A mulher do leiteiro





 
                               - Na literatura, mais  que na ciência e nos manuais dos moralistas, é que ainda podemos encontrar caminhos que nos revelem alguns segredos da vida. E tem mais: quando lemos um escritor qualquer, lá no fundo estamos querendo saber como ele vive a vida. Ou se ele descobriu algo novo.
                               Vou conversando com meu amigo imaginário. Meio ressabiado, eu o provoco.
                               - Mas então, estamos sempre querendo aprender? E buscamos respostas nessas leituras?
                               - Sem dúvida. E você sabe disso. E os autores mais modestos, numa frase, numa observação, podem nos mostrar o óbvio, que, ao contrário do que muita gente pensa, não é tão fácil assim de enxergar. Esses bons escritores, às vezes até nos ensinam, mas sem esnobação, sem nos constranger. Dá pra entender?  E não precisa ser um romancista, pode ser um poeta, um  mero prosador, um músico, um simples sambista.
                               Nesta altura, o meu paciente leitor estará pensando: “mais um maluco no mundo, vamos ver o que vem   por aí”.
                               Retorno ao meu diálogo. - você agora me deixou bem curioso. Me dá um exemplo de um sambista que tenha dado um bom recado, algo aproveitável.
                               -  Você já ouviu falar no Noel Rosa?
                               - Claro, claro.

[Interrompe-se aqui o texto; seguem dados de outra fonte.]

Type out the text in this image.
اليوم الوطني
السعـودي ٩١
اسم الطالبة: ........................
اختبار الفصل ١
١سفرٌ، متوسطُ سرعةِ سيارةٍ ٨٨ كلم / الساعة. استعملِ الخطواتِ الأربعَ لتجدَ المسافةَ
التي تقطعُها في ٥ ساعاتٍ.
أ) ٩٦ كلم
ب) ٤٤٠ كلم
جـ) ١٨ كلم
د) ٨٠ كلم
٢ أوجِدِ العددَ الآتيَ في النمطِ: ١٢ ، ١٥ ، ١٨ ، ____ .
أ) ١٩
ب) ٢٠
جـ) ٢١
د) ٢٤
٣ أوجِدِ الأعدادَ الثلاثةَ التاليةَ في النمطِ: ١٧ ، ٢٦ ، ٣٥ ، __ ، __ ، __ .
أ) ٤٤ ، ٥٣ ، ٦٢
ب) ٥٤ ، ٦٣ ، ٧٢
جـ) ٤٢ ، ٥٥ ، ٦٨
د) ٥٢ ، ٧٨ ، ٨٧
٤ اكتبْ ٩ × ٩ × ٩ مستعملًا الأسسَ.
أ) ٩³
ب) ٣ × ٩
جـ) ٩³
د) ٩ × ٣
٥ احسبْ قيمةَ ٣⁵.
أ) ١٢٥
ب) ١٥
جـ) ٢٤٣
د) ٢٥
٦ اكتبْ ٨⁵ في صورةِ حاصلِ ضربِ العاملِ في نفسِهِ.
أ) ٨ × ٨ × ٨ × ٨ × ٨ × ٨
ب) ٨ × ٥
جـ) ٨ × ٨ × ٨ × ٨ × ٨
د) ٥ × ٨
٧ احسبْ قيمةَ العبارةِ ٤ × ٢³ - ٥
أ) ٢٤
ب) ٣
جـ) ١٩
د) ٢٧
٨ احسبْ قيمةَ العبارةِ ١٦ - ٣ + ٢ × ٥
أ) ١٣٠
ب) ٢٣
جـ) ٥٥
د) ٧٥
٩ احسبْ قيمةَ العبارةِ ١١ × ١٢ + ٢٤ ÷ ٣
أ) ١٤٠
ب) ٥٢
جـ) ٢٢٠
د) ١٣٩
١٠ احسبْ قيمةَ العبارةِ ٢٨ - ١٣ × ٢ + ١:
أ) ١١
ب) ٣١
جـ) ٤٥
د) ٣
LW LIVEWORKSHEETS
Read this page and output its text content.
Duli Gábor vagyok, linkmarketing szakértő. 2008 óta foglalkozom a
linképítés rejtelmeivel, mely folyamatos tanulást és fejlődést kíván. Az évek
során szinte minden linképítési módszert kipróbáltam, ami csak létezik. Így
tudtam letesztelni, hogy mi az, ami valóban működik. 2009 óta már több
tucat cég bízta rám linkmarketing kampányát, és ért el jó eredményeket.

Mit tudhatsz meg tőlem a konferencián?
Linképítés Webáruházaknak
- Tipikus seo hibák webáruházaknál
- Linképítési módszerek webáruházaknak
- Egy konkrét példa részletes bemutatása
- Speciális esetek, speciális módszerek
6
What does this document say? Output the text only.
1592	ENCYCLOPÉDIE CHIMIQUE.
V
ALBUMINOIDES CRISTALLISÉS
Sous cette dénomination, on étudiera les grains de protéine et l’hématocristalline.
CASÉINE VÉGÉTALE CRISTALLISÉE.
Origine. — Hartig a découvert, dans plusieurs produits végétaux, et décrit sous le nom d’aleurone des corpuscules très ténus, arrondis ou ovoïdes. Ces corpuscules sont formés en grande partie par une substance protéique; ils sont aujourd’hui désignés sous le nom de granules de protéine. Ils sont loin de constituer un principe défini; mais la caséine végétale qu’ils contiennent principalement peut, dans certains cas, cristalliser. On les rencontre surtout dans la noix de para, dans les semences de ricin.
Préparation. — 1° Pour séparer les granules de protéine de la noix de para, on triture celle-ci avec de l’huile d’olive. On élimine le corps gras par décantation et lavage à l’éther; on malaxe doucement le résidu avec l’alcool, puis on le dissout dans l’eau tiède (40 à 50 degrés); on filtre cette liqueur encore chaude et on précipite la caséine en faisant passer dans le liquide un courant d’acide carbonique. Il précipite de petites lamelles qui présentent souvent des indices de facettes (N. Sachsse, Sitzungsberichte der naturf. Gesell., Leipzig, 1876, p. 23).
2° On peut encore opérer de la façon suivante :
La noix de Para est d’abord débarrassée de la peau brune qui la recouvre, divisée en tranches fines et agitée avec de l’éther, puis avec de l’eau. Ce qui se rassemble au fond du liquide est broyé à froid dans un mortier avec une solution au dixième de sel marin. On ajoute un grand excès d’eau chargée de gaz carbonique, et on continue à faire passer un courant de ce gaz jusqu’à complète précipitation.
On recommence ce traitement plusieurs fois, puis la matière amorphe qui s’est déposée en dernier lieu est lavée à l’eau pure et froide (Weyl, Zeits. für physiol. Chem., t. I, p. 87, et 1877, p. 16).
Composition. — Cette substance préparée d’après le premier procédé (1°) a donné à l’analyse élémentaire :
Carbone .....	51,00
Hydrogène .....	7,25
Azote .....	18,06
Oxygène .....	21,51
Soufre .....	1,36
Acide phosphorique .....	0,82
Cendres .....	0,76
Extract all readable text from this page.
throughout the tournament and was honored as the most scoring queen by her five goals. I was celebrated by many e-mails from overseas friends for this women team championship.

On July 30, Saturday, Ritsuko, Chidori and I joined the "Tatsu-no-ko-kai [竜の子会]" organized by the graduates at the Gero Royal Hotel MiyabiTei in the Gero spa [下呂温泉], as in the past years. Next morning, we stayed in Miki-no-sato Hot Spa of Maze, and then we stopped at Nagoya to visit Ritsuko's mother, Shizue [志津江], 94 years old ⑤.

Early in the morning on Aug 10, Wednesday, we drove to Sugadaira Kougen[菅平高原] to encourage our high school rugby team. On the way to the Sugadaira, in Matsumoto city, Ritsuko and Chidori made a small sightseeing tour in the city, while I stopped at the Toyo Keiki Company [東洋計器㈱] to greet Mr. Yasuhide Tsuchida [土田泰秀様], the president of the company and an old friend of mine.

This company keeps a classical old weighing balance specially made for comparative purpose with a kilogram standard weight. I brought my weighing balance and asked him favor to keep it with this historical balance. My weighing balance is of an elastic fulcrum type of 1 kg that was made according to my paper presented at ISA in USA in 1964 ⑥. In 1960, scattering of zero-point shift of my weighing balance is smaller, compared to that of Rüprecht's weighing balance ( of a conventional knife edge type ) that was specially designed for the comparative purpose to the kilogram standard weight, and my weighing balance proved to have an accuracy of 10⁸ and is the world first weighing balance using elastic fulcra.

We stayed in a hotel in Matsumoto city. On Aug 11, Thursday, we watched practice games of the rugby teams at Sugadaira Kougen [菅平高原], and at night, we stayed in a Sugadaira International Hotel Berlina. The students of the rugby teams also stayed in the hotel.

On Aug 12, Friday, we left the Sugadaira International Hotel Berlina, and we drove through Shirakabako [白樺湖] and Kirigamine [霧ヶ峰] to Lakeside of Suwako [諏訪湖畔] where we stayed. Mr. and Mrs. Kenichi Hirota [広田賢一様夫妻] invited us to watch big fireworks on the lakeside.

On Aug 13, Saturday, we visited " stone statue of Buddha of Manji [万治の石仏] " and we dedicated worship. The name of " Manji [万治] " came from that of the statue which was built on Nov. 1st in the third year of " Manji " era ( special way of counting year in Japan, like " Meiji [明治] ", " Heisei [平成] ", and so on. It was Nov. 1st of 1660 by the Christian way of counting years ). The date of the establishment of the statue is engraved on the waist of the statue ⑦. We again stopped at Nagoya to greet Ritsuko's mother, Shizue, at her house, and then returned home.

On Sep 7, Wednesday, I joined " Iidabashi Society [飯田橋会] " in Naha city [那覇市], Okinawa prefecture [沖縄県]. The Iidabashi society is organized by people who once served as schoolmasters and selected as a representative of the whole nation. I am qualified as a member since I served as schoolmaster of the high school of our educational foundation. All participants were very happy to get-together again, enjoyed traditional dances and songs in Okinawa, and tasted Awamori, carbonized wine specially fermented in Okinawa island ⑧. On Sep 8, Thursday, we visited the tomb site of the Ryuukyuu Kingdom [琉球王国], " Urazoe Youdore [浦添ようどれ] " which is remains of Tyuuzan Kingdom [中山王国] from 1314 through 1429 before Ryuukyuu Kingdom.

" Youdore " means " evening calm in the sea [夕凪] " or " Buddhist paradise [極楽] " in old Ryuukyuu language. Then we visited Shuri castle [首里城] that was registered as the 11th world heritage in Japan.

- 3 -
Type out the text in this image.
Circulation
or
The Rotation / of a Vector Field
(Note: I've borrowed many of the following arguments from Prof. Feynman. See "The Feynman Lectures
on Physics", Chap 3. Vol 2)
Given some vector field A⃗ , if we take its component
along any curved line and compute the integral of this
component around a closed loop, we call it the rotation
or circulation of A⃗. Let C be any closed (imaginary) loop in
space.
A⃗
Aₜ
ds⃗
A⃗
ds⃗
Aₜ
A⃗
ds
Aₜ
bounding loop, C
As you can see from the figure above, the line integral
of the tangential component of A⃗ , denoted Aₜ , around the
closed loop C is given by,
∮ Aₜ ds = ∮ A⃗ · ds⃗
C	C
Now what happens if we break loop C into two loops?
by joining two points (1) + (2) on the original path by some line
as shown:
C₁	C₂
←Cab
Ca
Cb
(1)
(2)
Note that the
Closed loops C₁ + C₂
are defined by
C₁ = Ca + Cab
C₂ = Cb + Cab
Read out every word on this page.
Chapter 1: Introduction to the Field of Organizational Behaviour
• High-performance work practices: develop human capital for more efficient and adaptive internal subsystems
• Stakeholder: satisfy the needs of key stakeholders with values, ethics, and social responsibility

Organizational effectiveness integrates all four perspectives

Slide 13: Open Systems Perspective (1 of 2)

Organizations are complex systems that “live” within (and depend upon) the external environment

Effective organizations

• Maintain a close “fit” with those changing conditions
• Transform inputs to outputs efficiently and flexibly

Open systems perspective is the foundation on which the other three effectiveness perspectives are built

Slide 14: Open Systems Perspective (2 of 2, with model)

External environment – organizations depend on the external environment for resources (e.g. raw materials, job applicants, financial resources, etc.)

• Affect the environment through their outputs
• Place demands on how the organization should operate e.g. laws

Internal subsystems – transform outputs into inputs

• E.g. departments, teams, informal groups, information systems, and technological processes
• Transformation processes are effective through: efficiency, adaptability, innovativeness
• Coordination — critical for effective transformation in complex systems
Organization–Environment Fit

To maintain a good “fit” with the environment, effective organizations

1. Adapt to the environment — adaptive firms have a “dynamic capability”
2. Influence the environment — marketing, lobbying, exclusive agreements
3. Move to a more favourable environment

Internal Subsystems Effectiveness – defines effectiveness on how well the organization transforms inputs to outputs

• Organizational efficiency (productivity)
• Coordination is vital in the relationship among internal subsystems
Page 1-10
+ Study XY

                               - Lembra-se da letra da música  “Mulher do leiteiro?”   
                               - Confesso que não.
                               -  No tempo dele, o leiteiro deixava as garrafinhas de leite nas portas  das casas. Pois bem: a letra da música dizia que toda gente  sofre, sofre no mundo, mas a mulher do leiteiro  sofre mais. “Ela passa, lava e  cose, controla a freguesia e ainda lava as garrafas vazias.” 
                               - Entendi. Numa frase simplória, o Noel fala do sofrimento do mundo, do sacrifício das pessoas, do trabalho diário e  da rotina.
                               - Exatamente. Já pensou se ele falasse em estoicismo, “mais valia”, capital, trabalho, sociedade e o diabo a quatro?  A dificuldade para ver o óbvio seria maior. Você vai gostar mesmo é do final da musiquinha. A mulher do leiteiro “que trabalha até demais, diz que tudo que ela faz ainda é café pequeno”. Morou? Café pequeno...  Apesar de tudo não perdia a alegria de viver. Que lição!  
                               - interessante, amigo, a mulher do leiteiro dava um sentido alegre à sua vida.
                               -  É isso aí. Portanto, vá tratando de dar um sentido à sua vida, ao invés de procurar o sentido da vida. Mas como eu lhe conheço, sei das suas obsessões,  provavelmente já deve estar  pensando numa estória trágica. O outro lado da moeda. Quer ouvir a estória da mulher do padeiro?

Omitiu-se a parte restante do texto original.